There were several portions of the Illinois Parentage Act of 1984 that were updated with the Parentage Act of 2015 but some of the focus was on extending equal rights to every child and his or her parents, regardless of their marital status and gender.  The act also extends the marital presumption to same-sex couples, uses gender neutral terminology, and incorporates provisions from the current Parentage Act.   The provisions of this Act are equally applicable to men and women as parents, including but limited to child support.  However, although some states are allowing a child to have three or more parents, Illinois is holding firm that a child can have no more than two (2) parents.

The new act also redefined/updated several definitions, two (2) of them in particular dealing with the definition regarding assisted reproduction (Assisted reproduction: a method of causing pregnancy other than sexual intercourse and Donors: an individual who contributes a gamete or gametes used for assisted reproduction.

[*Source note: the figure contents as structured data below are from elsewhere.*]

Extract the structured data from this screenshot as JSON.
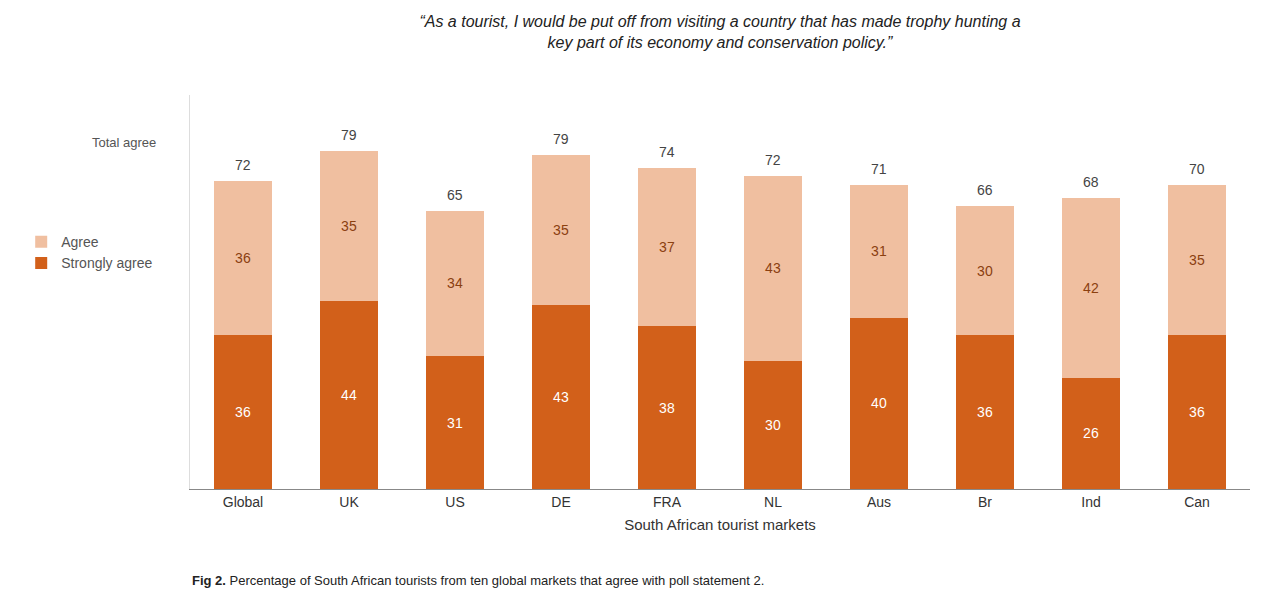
{
  "chart_data": {
    "type": "bar",
    "title": "“As a tourist, I would be put off from visiting a country that has made trophy hunting a\nkey part of its economy and conservation policy.”",
    "xlabel": "South African tourist markets",
    "categories": [
      "Global",
      "UK",
      "US",
      "DE",
      "FRA",
      "NL",
      "Aus",
      "Br",
      "Ind",
      "Can"
    ],
    "series": [
      {
        "name": "Strongly agree",
        "color": "#D2601A",
        "values": [
          36,
          44,
          31,
          43,
          38,
          30,
          40,
          36,
          26,
          36
        ]
      },
      {
        "name": "Agree",
        "color": "#F0BFA0",
        "values": [
          36,
          35,
          34,
          35,
          37,
          43,
          31,
          30,
          42,
          35
        ]
      }
    ],
    "totals_name": "Total agree",
    "totals": [
      72,
      79,
      65,
      79,
      74,
      72,
      71,
      66,
      68,
      70
    ],
    "ylim": [
      0,
      92
    ],
    "stacked": true,
    "data_labels": true,
    "tick_labels": "x",
    "legend": "left",
    "grid": false,
    "caption_label": "Fig 2.",
    "caption": "Percentage of South African tourists from ten global markets that agree with poll statement 2."
  }
}
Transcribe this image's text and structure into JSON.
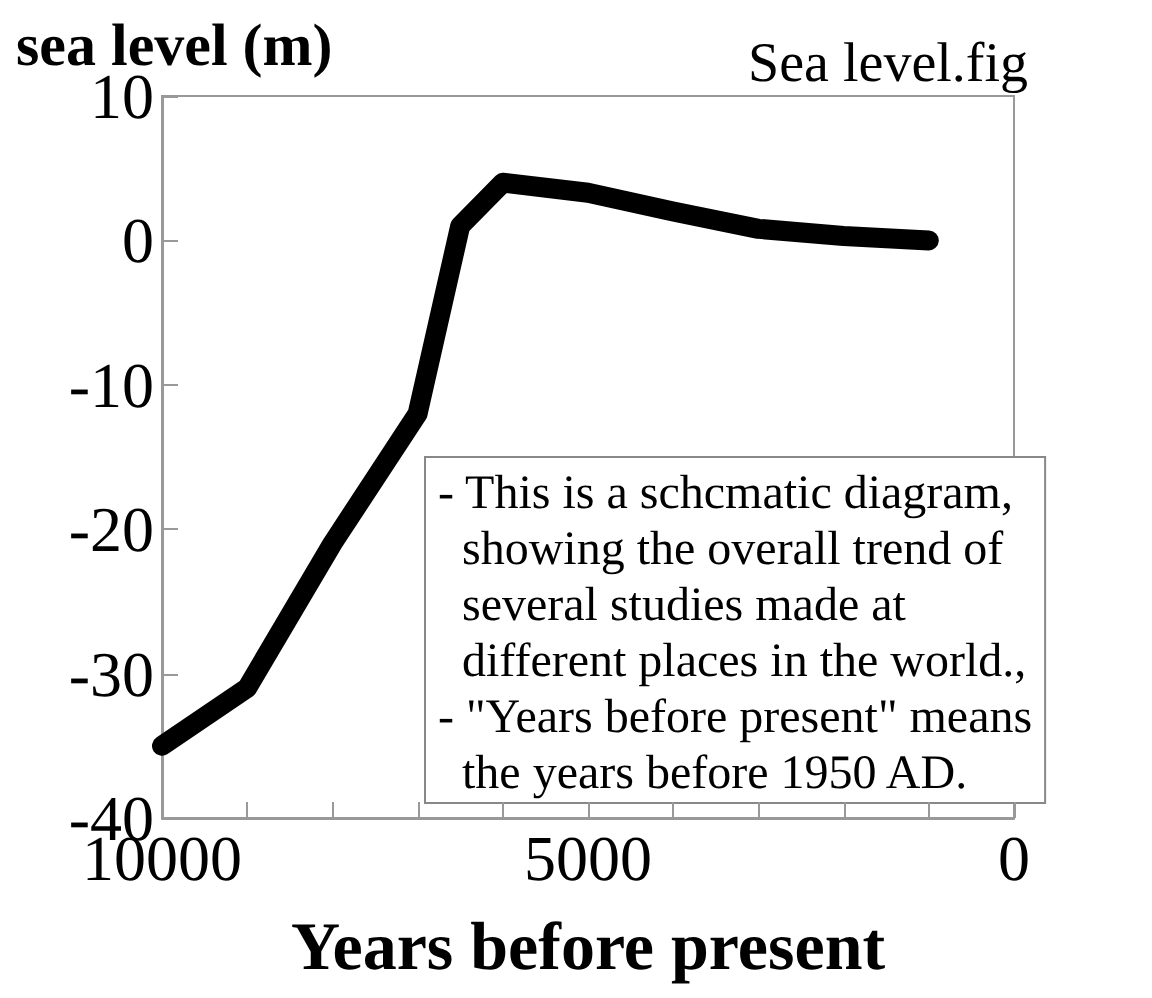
{
  "chart_data": {
    "type": "line",
    "ylabel": "sea level (m)",
    "xlabel": "Years before present",
    "annotations": [
      "Sea level.fig",
      "- This is a schcmatic diagram,\n  showing the overall trend of\n  several studies made at\n  different places in the world.,\n- \"Years before present\" means\n  the years before 1950 AD."
    ],
    "x": [
      10000,
      9000,
      8000,
      7000,
      6500,
      6000,
      5000,
      4000,
      3000,
      2000,
      1000
    ],
    "series": [
      {
        "color": "#000000",
        "values": [
          -35,
          -31,
          -21,
          -12,
          1,
          4,
          3.3,
          2,
          0.8,
          0.3,
          0
        ]
      }
    ],
    "xlim": [
      10000,
      0
    ],
    "xticks": [
      10000,
      {
        "value": 9000,
        "label": null
      },
      {
        "value": 8000,
        "label": null
      },
      {
        "value": 7000,
        "label": null
      },
      {
        "value": 6000,
        "label": null
      },
      5000,
      {
        "value": 4000,
        "label": null
      },
      {
        "value": 3000,
        "label": null
      },
      {
        "value": 2000,
        "label": null
      },
      {
        "value": 1000,
        "label": null
      },
      0
    ],
    "ylim": [
      -40,
      10
    ],
    "yticks": [
      -40,
      -30,
      -20,
      -10,
      0,
      10
    ],
    "grid": false,
    "line_style": "solid"
  }
}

One other major change was regarding a parent-child relationship.  A person is presumed to be the parent of a child if: 1.) The person and the mother were in a marriage, civil union, of substantially similar legal relationship, even if the legal relationship is declared invalid 2.) The marriage, civil union or substantially similar legal relationship occurs after the birth of the child and the parents are named on the birth certificate. 3.) The child is born to the mother within 300 days after the marriage, civil union or substantially similar legal relationship is terminated by death or divorce.


Although these are only a few of the changes, there are major ones as the Act tries to incorporate shifting dynamics of parent-child relationships and relationships between parents, in particular of the same sex.